RADAR TULUNGAGUNG - Di Tulungagung, pagi tidak dibuka dengan motivasi keras atau janji produktivitas berlebihan.
Pagi dimulai dengan sesuatu yang lebih jujur sepiring nasi pecel, segelas teh panas, dan obrolan ringan yang tidak dikejar waktu.
Warung pecel sudah hidup bahkan sebelum matahari benar-benar naik. Daun pisang dibuka perlahan, uap nasi mengepul, sambal kacang diaduk tanpa tergesa.
Tidak ada menu “kekinian”, tidak ada plating berlebihan. Yang ada hanya rasa yang konsisten seperti hidup orang-orang yang memakannya.
Baca Juga: Nasi Padang vs Nasi Uduk: Pertarungan Rasa atau Cerminan Keberagaman Indonesia?
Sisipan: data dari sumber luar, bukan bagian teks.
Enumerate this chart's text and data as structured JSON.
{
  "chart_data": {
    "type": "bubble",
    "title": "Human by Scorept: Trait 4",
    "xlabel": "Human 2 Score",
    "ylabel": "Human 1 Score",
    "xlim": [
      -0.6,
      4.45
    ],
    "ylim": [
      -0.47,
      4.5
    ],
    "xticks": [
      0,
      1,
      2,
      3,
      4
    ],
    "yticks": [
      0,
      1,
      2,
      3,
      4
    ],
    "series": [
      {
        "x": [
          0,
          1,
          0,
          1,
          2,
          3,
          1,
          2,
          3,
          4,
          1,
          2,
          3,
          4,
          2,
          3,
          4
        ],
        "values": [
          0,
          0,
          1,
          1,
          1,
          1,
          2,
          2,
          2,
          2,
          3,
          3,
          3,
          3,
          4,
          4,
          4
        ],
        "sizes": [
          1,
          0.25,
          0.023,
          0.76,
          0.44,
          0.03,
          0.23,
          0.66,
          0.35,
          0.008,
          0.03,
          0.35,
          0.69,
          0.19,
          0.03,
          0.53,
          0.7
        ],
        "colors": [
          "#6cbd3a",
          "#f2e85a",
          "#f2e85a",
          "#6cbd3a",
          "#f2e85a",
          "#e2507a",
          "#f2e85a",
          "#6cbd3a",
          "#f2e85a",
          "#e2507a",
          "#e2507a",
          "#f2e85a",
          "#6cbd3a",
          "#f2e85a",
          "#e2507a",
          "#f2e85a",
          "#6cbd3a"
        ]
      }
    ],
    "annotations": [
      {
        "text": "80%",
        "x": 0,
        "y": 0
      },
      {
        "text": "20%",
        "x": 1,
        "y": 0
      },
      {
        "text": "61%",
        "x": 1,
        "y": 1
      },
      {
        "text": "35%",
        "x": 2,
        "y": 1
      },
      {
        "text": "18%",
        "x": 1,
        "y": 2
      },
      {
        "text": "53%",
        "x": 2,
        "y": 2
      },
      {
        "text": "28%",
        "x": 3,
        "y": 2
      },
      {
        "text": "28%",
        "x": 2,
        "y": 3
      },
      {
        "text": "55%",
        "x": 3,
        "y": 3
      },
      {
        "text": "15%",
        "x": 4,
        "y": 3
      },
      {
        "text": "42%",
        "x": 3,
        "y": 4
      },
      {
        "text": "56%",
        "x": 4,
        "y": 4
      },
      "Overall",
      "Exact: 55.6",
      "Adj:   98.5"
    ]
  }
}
Nasi pecel di sini bukan sekadar sarapan. Ia adalah jeda sebelum dunia mulai menuntut. Di bangku panjang warung, buruh, pegawai, pedagang, dan anak muda duduk sejajar.
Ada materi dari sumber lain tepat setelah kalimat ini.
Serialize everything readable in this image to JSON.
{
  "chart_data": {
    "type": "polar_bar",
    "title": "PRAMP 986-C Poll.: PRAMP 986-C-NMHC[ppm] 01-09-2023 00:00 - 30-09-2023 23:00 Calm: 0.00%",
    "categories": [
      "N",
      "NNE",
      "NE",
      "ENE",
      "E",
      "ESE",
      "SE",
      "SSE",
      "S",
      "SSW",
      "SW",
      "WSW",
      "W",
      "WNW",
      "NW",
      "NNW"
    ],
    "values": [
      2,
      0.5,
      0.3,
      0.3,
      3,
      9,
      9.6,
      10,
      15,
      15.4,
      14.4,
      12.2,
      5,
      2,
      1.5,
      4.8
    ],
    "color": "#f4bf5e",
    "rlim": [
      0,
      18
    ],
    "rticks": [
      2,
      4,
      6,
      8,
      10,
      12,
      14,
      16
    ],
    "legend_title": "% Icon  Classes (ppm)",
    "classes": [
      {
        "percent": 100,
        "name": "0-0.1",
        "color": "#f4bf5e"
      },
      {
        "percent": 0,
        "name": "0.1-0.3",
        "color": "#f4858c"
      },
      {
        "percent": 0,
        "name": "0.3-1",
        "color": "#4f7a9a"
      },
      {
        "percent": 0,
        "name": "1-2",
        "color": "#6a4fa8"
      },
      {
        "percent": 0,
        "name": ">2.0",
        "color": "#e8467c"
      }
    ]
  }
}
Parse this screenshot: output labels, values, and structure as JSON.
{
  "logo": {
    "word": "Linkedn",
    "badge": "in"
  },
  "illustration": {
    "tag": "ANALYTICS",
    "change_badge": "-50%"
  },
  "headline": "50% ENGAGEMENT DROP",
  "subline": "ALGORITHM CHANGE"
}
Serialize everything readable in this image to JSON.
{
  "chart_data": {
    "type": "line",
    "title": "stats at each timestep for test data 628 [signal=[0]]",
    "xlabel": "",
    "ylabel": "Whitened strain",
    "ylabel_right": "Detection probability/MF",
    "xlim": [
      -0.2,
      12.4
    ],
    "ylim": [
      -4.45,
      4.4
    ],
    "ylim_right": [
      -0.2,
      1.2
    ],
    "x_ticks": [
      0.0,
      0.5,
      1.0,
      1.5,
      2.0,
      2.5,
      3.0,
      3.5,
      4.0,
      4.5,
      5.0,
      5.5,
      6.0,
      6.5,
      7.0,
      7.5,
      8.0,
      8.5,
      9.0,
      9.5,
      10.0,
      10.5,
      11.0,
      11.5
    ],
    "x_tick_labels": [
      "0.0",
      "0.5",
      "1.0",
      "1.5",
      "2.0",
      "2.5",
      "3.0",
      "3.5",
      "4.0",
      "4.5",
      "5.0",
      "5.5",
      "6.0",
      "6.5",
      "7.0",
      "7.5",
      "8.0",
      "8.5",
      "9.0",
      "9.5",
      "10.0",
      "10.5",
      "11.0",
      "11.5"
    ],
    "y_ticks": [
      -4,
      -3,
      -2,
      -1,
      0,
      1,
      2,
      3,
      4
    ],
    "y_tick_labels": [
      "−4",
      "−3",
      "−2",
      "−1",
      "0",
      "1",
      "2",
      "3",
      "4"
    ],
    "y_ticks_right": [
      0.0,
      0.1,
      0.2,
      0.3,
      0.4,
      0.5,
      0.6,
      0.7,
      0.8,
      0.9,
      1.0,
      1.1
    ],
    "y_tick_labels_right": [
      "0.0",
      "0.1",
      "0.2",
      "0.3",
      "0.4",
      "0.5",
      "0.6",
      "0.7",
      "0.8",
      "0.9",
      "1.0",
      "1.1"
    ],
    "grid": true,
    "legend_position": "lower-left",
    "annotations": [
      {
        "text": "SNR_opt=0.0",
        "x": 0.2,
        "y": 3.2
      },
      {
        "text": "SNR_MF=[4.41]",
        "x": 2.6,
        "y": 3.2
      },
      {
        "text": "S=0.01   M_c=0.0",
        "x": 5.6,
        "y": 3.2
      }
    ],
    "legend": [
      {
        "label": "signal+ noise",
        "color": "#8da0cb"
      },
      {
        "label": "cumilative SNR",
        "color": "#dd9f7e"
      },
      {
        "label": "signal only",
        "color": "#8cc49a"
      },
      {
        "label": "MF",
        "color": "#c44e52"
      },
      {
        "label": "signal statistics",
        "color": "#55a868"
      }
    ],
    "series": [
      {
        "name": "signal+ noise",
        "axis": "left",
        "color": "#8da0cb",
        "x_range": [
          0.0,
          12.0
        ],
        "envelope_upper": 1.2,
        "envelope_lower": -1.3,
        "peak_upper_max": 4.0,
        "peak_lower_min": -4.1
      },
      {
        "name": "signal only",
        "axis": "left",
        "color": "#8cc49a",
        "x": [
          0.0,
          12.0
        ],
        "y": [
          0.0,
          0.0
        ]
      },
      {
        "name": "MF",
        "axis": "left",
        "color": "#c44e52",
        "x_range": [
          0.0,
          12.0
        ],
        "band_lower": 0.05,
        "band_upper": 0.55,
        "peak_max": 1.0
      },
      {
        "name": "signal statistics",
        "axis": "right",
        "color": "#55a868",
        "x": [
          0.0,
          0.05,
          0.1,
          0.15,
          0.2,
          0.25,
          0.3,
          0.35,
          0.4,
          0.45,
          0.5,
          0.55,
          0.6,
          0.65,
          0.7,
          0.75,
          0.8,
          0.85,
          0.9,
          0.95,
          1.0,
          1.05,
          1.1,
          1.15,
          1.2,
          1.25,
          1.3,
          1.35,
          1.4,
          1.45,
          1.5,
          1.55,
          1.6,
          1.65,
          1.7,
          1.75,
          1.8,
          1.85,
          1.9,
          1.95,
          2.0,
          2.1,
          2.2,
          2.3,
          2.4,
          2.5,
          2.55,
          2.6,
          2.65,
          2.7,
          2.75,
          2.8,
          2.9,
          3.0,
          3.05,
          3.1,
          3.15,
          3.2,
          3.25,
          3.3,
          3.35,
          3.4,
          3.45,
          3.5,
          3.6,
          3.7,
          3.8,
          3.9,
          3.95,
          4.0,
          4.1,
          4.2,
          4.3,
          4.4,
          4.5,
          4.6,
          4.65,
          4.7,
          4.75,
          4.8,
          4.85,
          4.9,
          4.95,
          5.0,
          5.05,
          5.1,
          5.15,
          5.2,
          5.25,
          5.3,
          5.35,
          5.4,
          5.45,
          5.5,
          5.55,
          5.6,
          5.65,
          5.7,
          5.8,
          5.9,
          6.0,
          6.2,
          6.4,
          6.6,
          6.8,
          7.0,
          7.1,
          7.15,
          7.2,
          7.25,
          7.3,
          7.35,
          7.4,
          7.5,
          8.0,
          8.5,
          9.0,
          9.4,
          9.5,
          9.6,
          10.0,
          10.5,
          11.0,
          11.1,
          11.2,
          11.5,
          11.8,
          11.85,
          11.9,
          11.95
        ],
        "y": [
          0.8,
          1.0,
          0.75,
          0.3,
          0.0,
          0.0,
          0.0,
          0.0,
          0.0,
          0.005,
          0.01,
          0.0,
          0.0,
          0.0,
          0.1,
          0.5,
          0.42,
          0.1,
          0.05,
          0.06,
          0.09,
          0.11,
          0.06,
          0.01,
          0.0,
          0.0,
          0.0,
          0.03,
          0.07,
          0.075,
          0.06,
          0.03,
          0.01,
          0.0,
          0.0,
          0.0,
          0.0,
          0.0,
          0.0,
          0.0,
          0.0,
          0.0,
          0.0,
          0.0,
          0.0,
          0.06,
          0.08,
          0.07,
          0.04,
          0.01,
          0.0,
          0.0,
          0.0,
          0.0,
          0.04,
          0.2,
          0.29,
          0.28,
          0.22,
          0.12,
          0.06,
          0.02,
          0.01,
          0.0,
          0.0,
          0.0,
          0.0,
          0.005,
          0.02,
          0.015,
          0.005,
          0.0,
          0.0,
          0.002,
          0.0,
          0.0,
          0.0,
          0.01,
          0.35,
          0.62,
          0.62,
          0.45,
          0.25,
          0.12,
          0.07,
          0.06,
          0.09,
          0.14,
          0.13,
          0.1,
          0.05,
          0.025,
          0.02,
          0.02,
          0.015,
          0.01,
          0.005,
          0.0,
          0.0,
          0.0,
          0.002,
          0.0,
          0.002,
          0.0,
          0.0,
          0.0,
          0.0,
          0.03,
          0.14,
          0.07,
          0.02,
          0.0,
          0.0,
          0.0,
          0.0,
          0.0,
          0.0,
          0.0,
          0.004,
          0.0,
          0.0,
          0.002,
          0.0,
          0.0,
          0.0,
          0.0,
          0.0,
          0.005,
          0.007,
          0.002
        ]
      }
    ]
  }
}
Tidak ada jabatan di pagi hari. Yang ada hanya cerita ringan: sawah yang mulai kering, motor yang rewel, atau rencana pulang lebih cepat hari ini.
Baca Juga: Meski Makanan Modern Makin Bertebaran di Tulungagung, Pedagang Nasi Pecel Tak Kehilangan Penggemar
Teh panas selalu datang belakangan, seperti penutup yang menenangkan. Diseruput pelan sambil menunggu jam benar-benar memanggil.
Tidak ada yang terburu-buru membuka ponsel. Percakapan berjalan apa adanya, tanpa filter, tanpa target jujur seperti sarapannya.
Tahun 2026 membawa banyak perubahan, tapi pagi di Tulungagung tetap setia pada kesederhanaan. Di saat dunia sibuk mencari sarapan cepat dan instan, kota kecil ini memilih bertahan pada ritual pelan yang menenangkan.
Sarapan paling jujur bukan tentang gizi sempurna atau tren sehat. Ia tentang rasa cukup. Tentang memulai hari tanpa harus menjadi siapa-siapa dulu. Cukup duduk, makan, minum teh, lalu berangkat bekerja dengan hati yang tidak tergesa.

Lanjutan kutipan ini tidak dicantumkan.